Fine-grained predefined or custom identity and access management roles to separate compute and data access. Qubole also offers role-based access controls for secure collaboration in notebooks and commands.

Easy access to many data sources

Connectors for Google Cloud Storage, Google BigQuery, Oracle, MySQL, Postgres, MongoDB, and more.

For Data Scientists

  • Notebooks for Cloud Storage and BigQuery
  • Python, Scala, SQL, and R in Notebooks
  • Spark MLlib, Scikit-learn, SparkR
  • Collaboration using ACLs and foldering
  • Schedule Notebooks natively or in Airflow
  • Visualizations and dashboards

For Data Engineers

  • Native workbench for all commands
  • Easy lookup of BigQuery and Hive tables
  • Command examples and shareable history
  • Schedule commands natively or in Airflow
  • Data import/export from multiple sources
  • Native API / SDK and UI for all commands

Fast Access and Simplified Onboarding

  • Easy purchase via GCP Marketplace
  • Try & Buy with Qubole Test Drive
  • Integrated with your GCP Bill
  • One-click Qubole account setup
  • Authentication with Google account
  • Optional customized scripted setup

Enterprise-grade Security

  • Predefined or granular custom IAM roles
  • Separate access roles for compute and storage
  • Role-based controls for users and groups
  • Secure collaboration for Notebooks and commands
  • Data access controls with Hive Authorization

Automated Cluster Lifecycle Management

Qubole allows you to efficiently manage all major functions of the cluster lifecycle — configure, provision, monitor, scale, optimize, and recover — through automation.

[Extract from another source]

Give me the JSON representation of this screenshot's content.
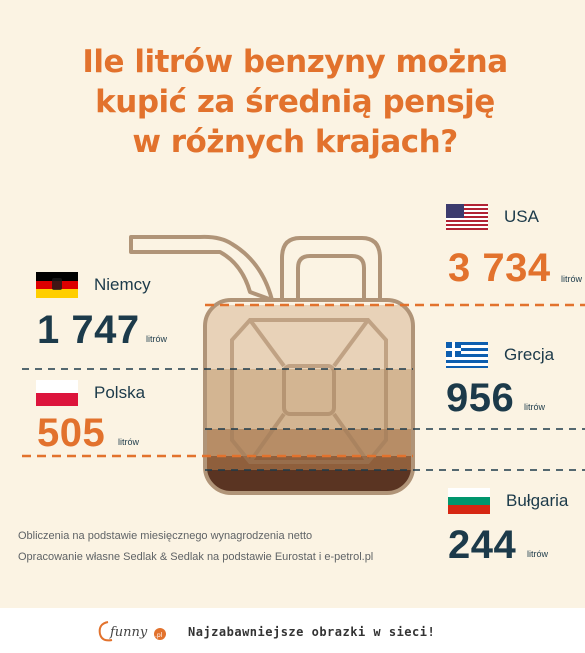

Qubole’s built-in financial governance capabilities provide immediate visibility into platform usage costs with advanced tools for budget allocation, chargeback, and monitoring and controlling your cloud spend.

Workload-Aware Autoscaling

Qubole’s workload-aware autoscaling upscales, downscales, and rebalances clusters with a complete context of the workload, SLA, and priority of each job. Aggressive Cluster Downscaling uses intelligent self-learning algorithms such as Smart Victim Selection, Graceful Downscaling, and Container Packing to balance workloads across active nodes and decommission idle ones without the risk of data loss.

Intelligent Low-cost Compute Management

Qubole’s intelligent management of low-cost compute nodes allows organizations to optimize the use of Google’s Preemptible VMs, resulting in drastic cost savings. Qubole provides policy-based automation of Preemptible VM usage to balance performance, cost, and SLA compliance.

Heterogeneous Cluster Configuration

Qubole’s Heterogeneous Cluster Configuration for on-demand and Preemptible VMs allows you to pick the most cost-effective combination for your job through automation. Qubole enables you to configure heterogeneous clusters by mixing nodes of multiple instance types, delivering much greater data processing efficiency.